56-jähriger Mann wird auf A29 bei Oldenburg vom LKW erfasst und stirbt noch auf der Autobahn.

ots/POL
Zur Unfallzeit befuhr eine 49-jährige Frau aus Cloppenburg mit einem Pkw mit Anhänger die Autobahn 29 in Richtung Ahlhorn. Zwischen dem Kreuz Oldenburg-Ost und der Anschlussstelle Sandkrug sah sie im Rückspiegel, dass sich Sicherungsmaterialien am Anhänger gelöst hatten und hielt mit eingeschaltetem Warnblinklicht auf dem Seitenstreifen. Sie bat einen Mitfahrer, ihren 56-jährigen Ehemann, um die Behebung des Problems. Er stieg aus und wurde vom Sattelzug des 31-Jährigen erfasst. Der 31-jährige Fahrer des Sattelzugs, die 49-jährige Fahrerin des Pkws und eine ebenfalls im Pkw befindliche, 26-jährige Frau wurden mit Rettungswagen in Krankenhäuser gefahren. Sie blieben zwar unverletzt, mussten aber psychologisch betreut werden.

+++ Erstmeldung von Mittwoch, 12. Oktober 2022 +++

Tödliche Verletzungen hat ein bislang unbekannter Mann am Mittwoch, 12. Oktober 2022, gegen 17:25 Uhr, bei einem Verkehrsunfall auf der Autobahn 29 erlitten. Er war mit einem Pkw mit Anhänger auf der Autobahn 29 in Richtung Ahlhorn unterwegs.

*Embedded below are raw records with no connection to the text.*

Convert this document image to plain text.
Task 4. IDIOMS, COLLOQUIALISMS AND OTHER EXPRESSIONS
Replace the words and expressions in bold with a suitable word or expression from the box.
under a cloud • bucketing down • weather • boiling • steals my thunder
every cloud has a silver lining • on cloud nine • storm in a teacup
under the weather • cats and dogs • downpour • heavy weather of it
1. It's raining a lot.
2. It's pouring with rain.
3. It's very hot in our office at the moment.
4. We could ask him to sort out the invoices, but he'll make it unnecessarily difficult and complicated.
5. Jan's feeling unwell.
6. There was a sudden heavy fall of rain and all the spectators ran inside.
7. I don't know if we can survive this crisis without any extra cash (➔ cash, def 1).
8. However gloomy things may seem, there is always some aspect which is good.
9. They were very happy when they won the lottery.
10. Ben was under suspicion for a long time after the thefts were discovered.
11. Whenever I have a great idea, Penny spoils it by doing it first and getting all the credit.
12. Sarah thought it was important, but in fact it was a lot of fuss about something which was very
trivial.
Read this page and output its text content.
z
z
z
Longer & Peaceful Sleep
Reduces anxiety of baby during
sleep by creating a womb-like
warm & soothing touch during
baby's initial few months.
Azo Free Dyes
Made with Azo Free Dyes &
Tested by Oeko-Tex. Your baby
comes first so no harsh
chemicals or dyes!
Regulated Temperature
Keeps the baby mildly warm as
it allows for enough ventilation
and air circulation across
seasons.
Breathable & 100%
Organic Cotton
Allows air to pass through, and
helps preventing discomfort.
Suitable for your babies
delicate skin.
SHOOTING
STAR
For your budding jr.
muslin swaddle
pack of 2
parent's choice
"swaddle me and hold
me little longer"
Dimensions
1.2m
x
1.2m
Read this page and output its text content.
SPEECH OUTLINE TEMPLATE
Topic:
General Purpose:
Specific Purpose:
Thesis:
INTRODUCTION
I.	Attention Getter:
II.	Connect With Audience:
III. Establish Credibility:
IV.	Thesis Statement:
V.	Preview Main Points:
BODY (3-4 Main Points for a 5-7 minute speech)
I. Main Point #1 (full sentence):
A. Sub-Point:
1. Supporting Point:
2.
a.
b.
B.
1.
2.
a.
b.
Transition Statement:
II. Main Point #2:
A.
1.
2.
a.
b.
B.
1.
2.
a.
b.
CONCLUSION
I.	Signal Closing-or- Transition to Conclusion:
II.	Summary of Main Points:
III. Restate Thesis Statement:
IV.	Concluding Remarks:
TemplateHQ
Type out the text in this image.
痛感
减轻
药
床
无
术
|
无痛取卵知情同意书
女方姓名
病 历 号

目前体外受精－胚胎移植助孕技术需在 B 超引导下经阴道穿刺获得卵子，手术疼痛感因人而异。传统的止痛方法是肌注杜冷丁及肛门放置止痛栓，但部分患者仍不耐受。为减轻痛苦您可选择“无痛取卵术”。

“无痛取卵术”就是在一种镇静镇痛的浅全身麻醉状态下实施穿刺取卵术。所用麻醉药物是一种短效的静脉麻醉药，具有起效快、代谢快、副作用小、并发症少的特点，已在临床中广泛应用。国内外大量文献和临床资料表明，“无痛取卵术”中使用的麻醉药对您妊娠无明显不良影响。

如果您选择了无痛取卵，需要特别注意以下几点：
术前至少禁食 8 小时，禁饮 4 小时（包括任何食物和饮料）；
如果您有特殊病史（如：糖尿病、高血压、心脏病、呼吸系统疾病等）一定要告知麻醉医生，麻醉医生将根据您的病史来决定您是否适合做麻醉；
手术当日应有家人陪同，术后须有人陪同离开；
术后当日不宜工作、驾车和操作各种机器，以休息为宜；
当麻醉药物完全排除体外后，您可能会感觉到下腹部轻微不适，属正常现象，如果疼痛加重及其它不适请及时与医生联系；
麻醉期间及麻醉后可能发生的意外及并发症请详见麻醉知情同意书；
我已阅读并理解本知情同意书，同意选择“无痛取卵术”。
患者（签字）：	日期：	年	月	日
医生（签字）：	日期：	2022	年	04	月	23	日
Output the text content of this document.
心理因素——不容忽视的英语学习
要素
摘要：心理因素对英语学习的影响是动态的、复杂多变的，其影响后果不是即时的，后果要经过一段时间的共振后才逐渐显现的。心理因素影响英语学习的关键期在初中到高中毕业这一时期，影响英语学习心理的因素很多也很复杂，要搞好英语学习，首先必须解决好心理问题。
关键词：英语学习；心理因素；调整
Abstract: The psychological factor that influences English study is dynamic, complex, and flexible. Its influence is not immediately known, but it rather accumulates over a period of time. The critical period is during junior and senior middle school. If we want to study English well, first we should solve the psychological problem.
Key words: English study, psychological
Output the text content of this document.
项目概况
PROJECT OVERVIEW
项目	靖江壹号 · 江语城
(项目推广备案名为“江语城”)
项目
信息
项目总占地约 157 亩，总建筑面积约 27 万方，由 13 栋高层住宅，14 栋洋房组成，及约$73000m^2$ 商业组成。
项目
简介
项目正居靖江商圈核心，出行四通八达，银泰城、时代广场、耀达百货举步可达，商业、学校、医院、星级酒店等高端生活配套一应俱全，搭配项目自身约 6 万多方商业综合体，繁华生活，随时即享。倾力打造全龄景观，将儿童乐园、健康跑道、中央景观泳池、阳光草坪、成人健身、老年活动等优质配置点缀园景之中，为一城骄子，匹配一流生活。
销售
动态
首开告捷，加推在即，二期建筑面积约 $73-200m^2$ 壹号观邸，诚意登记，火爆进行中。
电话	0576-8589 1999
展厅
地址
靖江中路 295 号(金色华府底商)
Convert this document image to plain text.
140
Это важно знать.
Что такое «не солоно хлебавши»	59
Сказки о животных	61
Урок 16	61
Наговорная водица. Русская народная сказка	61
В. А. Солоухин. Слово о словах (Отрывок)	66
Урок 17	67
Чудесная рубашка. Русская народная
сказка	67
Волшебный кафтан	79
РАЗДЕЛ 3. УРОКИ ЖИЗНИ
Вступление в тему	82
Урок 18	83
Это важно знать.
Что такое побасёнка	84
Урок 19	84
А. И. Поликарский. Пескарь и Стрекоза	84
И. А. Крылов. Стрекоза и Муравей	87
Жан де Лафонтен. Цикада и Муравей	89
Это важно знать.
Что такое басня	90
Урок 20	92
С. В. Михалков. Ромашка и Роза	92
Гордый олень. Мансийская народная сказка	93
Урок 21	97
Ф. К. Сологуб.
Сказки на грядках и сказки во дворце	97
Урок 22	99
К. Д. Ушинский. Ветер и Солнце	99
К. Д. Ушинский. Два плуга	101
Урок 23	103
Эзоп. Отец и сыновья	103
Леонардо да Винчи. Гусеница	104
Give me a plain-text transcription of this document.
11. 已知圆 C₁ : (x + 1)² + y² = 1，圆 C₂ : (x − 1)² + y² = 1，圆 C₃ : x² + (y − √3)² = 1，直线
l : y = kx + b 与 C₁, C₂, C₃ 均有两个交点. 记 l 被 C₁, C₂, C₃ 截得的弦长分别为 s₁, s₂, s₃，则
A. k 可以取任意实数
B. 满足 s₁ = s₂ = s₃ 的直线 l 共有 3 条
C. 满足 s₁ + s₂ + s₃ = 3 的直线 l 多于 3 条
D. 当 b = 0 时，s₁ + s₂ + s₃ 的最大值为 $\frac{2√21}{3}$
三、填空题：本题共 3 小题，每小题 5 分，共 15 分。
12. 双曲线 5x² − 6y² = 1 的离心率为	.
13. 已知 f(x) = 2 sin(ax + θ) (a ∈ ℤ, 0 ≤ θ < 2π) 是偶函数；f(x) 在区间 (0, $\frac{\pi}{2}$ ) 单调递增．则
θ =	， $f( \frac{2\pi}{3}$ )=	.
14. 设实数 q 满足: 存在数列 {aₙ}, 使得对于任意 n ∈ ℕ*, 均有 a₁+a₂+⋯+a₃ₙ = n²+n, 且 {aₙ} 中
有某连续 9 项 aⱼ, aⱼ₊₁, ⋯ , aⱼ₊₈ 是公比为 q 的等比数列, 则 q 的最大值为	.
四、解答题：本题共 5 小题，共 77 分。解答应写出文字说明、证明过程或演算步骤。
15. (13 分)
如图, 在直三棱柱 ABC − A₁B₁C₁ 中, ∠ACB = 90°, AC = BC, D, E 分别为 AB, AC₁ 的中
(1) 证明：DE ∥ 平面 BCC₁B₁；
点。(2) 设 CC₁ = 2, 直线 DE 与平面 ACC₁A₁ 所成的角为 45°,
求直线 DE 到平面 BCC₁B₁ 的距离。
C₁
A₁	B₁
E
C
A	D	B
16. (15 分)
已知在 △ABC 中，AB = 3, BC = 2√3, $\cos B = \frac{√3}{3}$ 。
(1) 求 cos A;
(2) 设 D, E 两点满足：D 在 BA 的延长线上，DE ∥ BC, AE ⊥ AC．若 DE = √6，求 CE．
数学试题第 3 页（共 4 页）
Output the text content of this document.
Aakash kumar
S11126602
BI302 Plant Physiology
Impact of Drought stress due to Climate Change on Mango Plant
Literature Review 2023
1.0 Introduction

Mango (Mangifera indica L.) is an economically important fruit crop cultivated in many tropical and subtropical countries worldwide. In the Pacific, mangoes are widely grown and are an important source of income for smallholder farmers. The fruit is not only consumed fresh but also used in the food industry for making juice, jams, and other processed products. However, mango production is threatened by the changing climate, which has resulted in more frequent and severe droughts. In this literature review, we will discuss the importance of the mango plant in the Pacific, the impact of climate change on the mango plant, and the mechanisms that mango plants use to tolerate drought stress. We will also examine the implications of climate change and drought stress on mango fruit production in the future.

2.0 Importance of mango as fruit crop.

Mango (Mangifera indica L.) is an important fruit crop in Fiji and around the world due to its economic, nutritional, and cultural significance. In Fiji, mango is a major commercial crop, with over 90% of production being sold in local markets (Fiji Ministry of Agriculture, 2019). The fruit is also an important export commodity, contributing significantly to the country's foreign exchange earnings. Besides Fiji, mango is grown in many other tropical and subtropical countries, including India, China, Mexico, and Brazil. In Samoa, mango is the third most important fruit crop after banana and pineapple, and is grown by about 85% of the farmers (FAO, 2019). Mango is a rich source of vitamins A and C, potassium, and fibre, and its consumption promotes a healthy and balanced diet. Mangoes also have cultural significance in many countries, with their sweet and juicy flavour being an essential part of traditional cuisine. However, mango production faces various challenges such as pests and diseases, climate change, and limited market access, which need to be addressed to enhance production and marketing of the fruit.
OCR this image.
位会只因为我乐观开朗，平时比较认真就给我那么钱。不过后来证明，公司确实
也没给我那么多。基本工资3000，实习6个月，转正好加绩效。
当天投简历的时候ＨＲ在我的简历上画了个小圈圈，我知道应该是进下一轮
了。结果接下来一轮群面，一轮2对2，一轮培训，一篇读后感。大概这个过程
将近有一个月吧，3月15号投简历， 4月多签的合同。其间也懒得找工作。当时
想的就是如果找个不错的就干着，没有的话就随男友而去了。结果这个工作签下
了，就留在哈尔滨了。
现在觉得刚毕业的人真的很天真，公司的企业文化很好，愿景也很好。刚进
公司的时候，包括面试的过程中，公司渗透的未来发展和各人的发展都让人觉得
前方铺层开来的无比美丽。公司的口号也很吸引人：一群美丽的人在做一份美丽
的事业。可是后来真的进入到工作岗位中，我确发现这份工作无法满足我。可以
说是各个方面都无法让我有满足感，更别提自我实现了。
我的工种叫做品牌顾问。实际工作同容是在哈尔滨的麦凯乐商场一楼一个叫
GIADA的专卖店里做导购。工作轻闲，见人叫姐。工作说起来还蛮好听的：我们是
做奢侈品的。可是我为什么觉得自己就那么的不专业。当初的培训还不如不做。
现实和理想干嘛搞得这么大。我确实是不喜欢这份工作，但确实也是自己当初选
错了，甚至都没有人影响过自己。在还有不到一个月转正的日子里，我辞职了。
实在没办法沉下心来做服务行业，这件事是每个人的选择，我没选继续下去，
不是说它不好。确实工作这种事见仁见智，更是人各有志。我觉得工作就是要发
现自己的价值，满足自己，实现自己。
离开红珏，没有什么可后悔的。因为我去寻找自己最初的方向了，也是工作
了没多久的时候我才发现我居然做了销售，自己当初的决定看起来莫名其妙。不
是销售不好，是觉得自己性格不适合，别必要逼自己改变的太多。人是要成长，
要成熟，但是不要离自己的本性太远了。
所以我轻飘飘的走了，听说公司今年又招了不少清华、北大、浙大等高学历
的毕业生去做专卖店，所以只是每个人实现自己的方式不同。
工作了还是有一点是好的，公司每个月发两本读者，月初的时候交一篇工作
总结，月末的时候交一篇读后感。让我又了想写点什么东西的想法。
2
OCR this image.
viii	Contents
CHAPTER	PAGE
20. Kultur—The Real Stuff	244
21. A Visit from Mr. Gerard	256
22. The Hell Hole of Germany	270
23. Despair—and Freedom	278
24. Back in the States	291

Zwischen dem Kreuz Oldenburg-Ost und der Anschlussstelle Sandkrug hielt er mit seinem Gespann auf dem Seitenstreifen und stieg aus. Der Grund für das Anhalten ist bislang unklar. Als er sich außerhalb seines Pkws auf dem schmalen Seitenstreifen befand, wurde er von einem passierenden Sattelzug erfasst, der von einem 31-Jährigen aus dem Kreis Leer gefahren wurde. Durch den Zusammenstoß erlitt der Mann schwerste Verletzungen. Zur Unfallstelle wurden zwei Fahrzeuge und sechs Einsatzkräfte der Berufsfeuerwehr Oldenburg entsandt. Zudem fuhren drei Rettungswagen und ein Notarzteinsatzfahrzeug die Unfallstelle an. Der Notarzt konnte aber nur noch den Tod des Mannes feststellen. Der Fahrer des Sattelzuges wurde mit einem Rettungswagen in ein Krankenhaus gefahren. Die Autobahn 29 musste in Richtung Ahlhorn nach dem Unfall durch die Polizei gesperrt werden. Die Sperrung wurde im weiteren Verlauf durch Mitarbeitende der Autobahnmeisterei Oldenburg übernommen und ausgebaut. Da die Unfallstelle zurzeit noch aufwendig vermessen wird, kann mit einer Aufhebung der Sperrung frühestens gegen 22:00 Uhr gerechnet werden.